How would you explain the difference in codepoints and graphemes in Strings?

vikram · January 18, 2022, 6:45am

Hi Everyone,
Myself Vikram, a beginner in elixir.
Can anyone explain the difference between next_codepoint and next_graphemes?
As they give the same output, I could not understand it.

iex(8)> String.next_codepoint(“trimming”)
{“t”, “rimming”}
iex(9)> String.next_grapheme(“trimming”)
{“t”, “rimming”}

Thank you.

kartheek · January 18, 2022, 7:36am

This is unicode related terminology. When a string is encoded in Unicode - it contains code points, graphemes and glyphs

Codepoint is atomic part of text - meaning it cannot be divided further or smallest possible unit .

Grapheme is what you see on screen or print. It may be consisting one or more codepoints.

There are languages whose letters (grapheme) need more than one code point.

Your example string is english so you won’t find difference.

iex(1)> s = "\u0065\u0301at"
"éat"
iex(2)> String.graphemes(s)
["é", "a", "t"] # length is 3
iex(3)> String.codepoints(s)
["e", "́", "a", "t"] # length is 4
iex(4)> {grapheme, rest} = String.next_grapheme(s)
{"é", "at"} # grapheme is "é"
iex(5)> {second_grapheme, rest} = String.next_grapheme(rest)
{"a", "t"} # second_grapheme is "a"
iex(6)> {codepoint, rest} = String.next_codepoint(s)
{"e", "́at"} # codepoint is e, top accent is still in rest (little difficult to notice)
iex(7)> {second_codepoint, rest} = String.next_codepoint(rest)
{"́", "at"} # second_codepoint is top accent

Previous discussion in the forum - Codepoints vs Grapheme - #2 by ckhrysze

stefanchrobot · January 18, 2022, 7:38am

Hey, welcome to the forums!
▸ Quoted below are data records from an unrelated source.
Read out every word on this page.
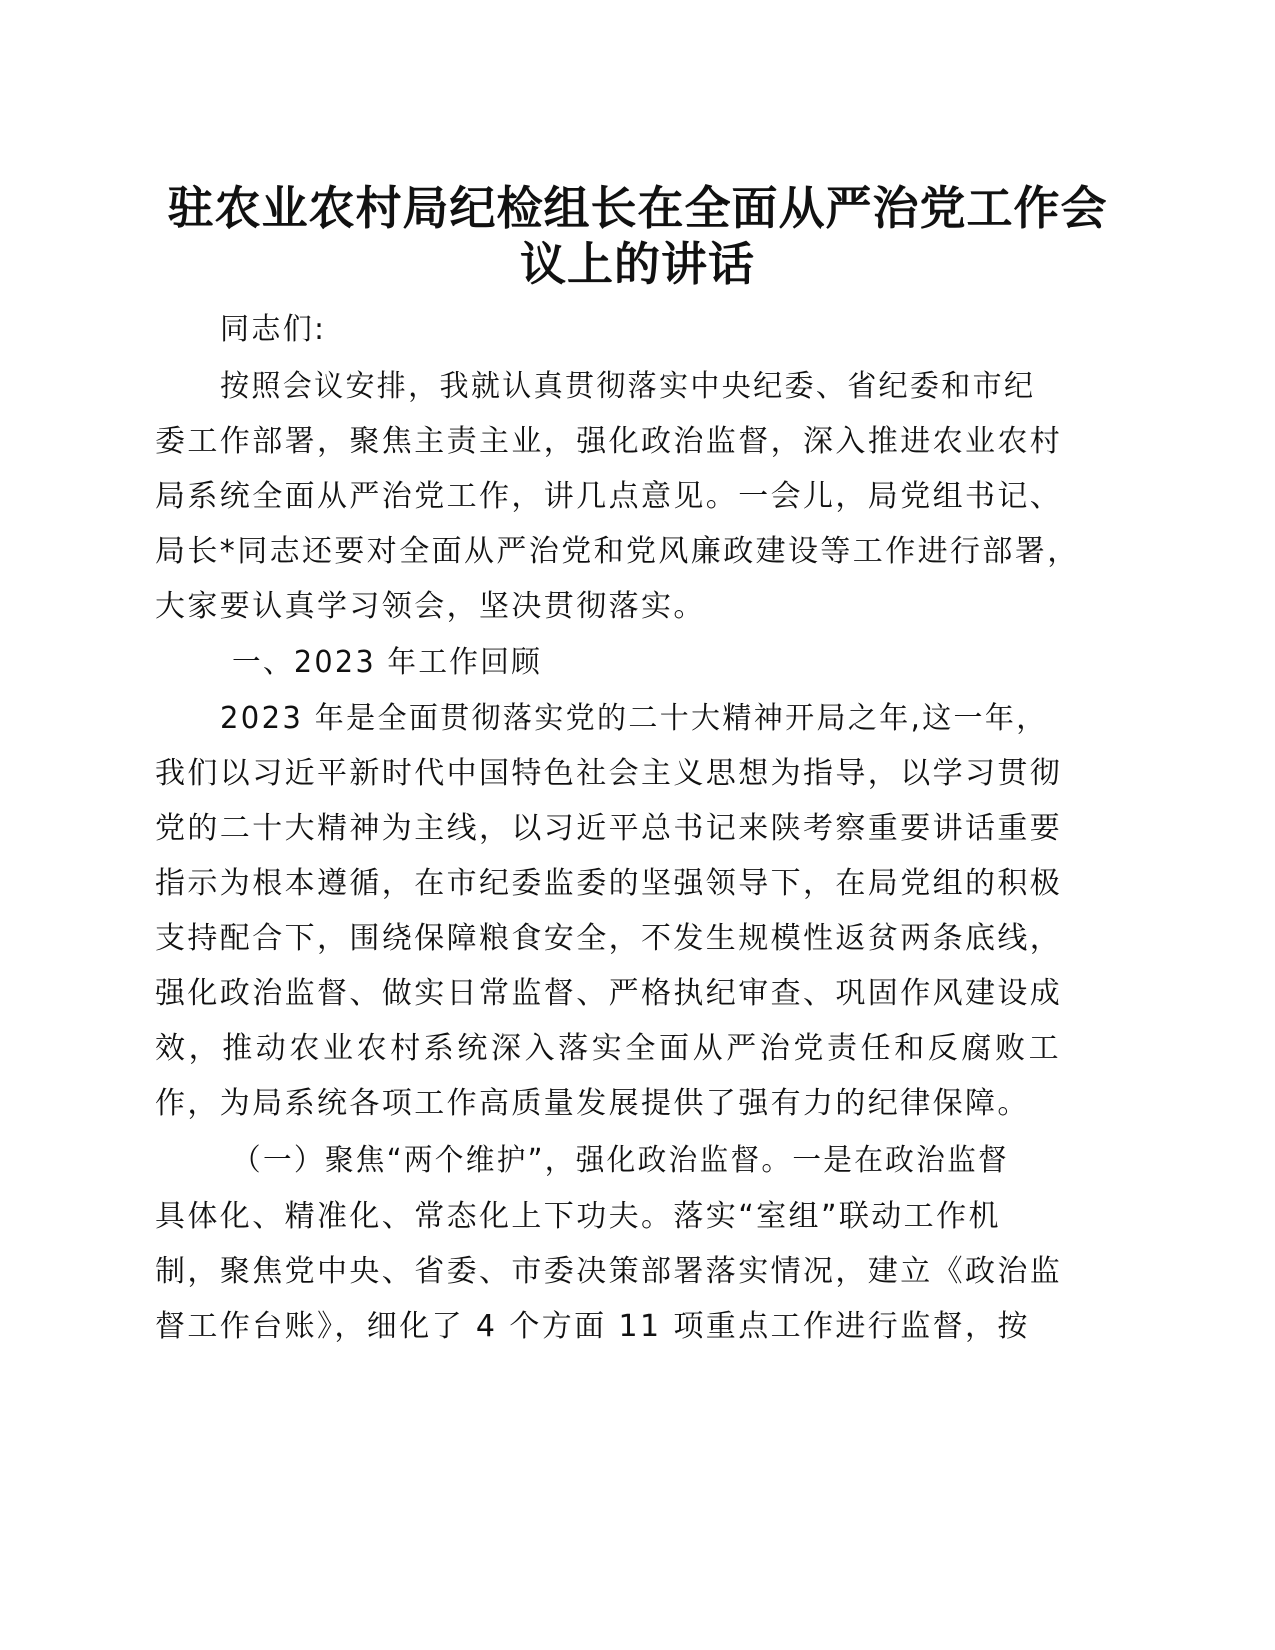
驻农业农村局纪检组长在全面从严治党工作会
议上的讲话

同志们:

按照会议安排，我就认真贯彻落实中央纪委、省纪委和市纪

委工作部署，聚焦主责主业，强化政治监督，深入推进农业农村

局系统全面从严治党工作，讲几点意见。一会儿，局党组书记、

局长*同志还要对全面从严治党和党风廉政建设等工作进行部署，

大家要认真学习领会，坚决贯彻落实。

一、2023 年工作回顾

2023 年是全面贯彻落实党的二十大精神开局之年,这一年，

我们以习近平新时代中国特色社会主义思想为指导，以学习贯彻

党的二十大精神为主线，以习近平总书记来陕考察重要讲话重要

指示为根本遵循，在市纪委监委的坚强领导下，在局党组的积极

支持配合下，围绕保障粮食安全，不发生规模性返贫两条底线，

强化政治监督、做实日常监督、严格执纪审查、巩固作风建设成

效，推动农业农村系统深入落实全面从严治党责任和反腐败工

作，为局系统各项工作高质量发展提供了强有力的纪律保障。

（一）聚焦“两个维护”，强化政治监督。一是在政治监督

具体化、精准化、常态化上下功夫。落实“室组”联动工作机

制，聚焦党中央、省委、市委决策部署落实情况，建立《政治监

督工作台账》，细化了 4 个方面 11 项重点工作进行监督，按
Here’s another example from the Wikipedia article:

iex(6)> "\u00f1"
"ñ"
iex(5)> "\u006E\u0303"
"ñ"
iex(7)> "\u006E\u0303" |> String.next_codepoint()
{"n", "̃"}
iex(8)> "\u006E\u0303" |> String.next_grapheme()
{"ñ", ""}

vikram · January 19, 2022, 2:47pm

Thank you for giving the solution and your valuable time.

vikram · January 19, 2022, 2:48pm

Thank you for your solution and your valuable time.
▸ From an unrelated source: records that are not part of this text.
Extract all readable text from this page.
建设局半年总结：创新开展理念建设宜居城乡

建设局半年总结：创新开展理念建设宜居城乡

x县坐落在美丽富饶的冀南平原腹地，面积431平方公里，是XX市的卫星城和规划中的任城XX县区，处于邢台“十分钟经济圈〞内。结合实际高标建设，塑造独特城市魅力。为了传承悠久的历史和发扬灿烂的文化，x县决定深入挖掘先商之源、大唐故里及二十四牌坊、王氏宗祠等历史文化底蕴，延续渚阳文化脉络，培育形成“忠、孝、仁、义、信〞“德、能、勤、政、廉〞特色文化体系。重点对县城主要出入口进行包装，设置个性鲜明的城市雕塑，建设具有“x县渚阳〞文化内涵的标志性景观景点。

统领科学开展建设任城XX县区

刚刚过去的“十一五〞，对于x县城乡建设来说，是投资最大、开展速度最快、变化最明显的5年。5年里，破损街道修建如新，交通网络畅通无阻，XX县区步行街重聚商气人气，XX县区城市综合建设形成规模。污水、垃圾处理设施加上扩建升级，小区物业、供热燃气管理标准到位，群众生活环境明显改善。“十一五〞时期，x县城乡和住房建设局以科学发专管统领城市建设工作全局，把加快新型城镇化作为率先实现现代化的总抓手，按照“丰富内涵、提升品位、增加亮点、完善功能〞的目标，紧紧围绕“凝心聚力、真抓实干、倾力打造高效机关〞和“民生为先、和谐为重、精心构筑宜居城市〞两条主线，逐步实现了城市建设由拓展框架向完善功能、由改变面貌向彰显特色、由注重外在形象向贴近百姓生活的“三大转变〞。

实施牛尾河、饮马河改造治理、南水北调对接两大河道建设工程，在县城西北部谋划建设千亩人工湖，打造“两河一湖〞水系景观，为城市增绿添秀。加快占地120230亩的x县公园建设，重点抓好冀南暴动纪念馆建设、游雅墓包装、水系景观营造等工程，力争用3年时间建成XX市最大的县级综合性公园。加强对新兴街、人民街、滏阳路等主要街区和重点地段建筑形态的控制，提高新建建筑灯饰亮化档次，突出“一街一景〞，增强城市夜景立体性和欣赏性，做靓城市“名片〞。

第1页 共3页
vikram · January 24, 2022, 1:39pm

@kartheek I have an one more question. As you have said that the codepoints is an atomic part of the text and divides the smallest possible unit. Then can you please explain this one too.
iex> String.codepoints(“olá”)
[“o”, “l”, “á”]
iex(5)> String.graphemes(“olá”)
[“o”, “l”, “á”]

Thank you.

kartheek · January 24, 2022, 2:03pm

That is most likely - “\u00E1” which is Latin Small Letter A with Acute.

á

Unicode characters can be looked up at - U+00E1 LATIN SMALL LETTER A WITH ACUTE: á – Unicode – Codepoints

According to elixir docs

In Elixir you can use a ? in front of a character literal to reveal its code point:

iex(1)> ?á
225
iex(2)> "\u00E1" === "á"
true
iex(3)> 0x00E1 = 225 = ?á #code point by its hexadecimal
225

Another site which I use most often - http://compart.com

LostKobrakai · January 24, 2022, 2:15pm

iex(1)> emoji = "👨‍👩‍👦‍👦"
"👨‍👩‍👦‍👦"
iex(2)> String.graphemes(emoji)
["👨‍👩‍👦‍👦"]
iex(3)> String.codepoints(emoji)
["👨", "‍", "👩", "‍", "👦", "‍", "👦"]

dimitarvp · January 24, 2022, 2:38pm

I wonder if one day we’ll have clay (or titanium) tablets with emoji on them for the future archeologists to decipher.

vikram · January 25, 2022, 4:12am

@kartheek @LostKobrakai
Thank you for explaining the concept and have a good day.

03juan · January 26, 2022, 9:59am

Here is a very good overview of Unicode

vikram · January 27, 2022, 9:55am

@03juan Thank you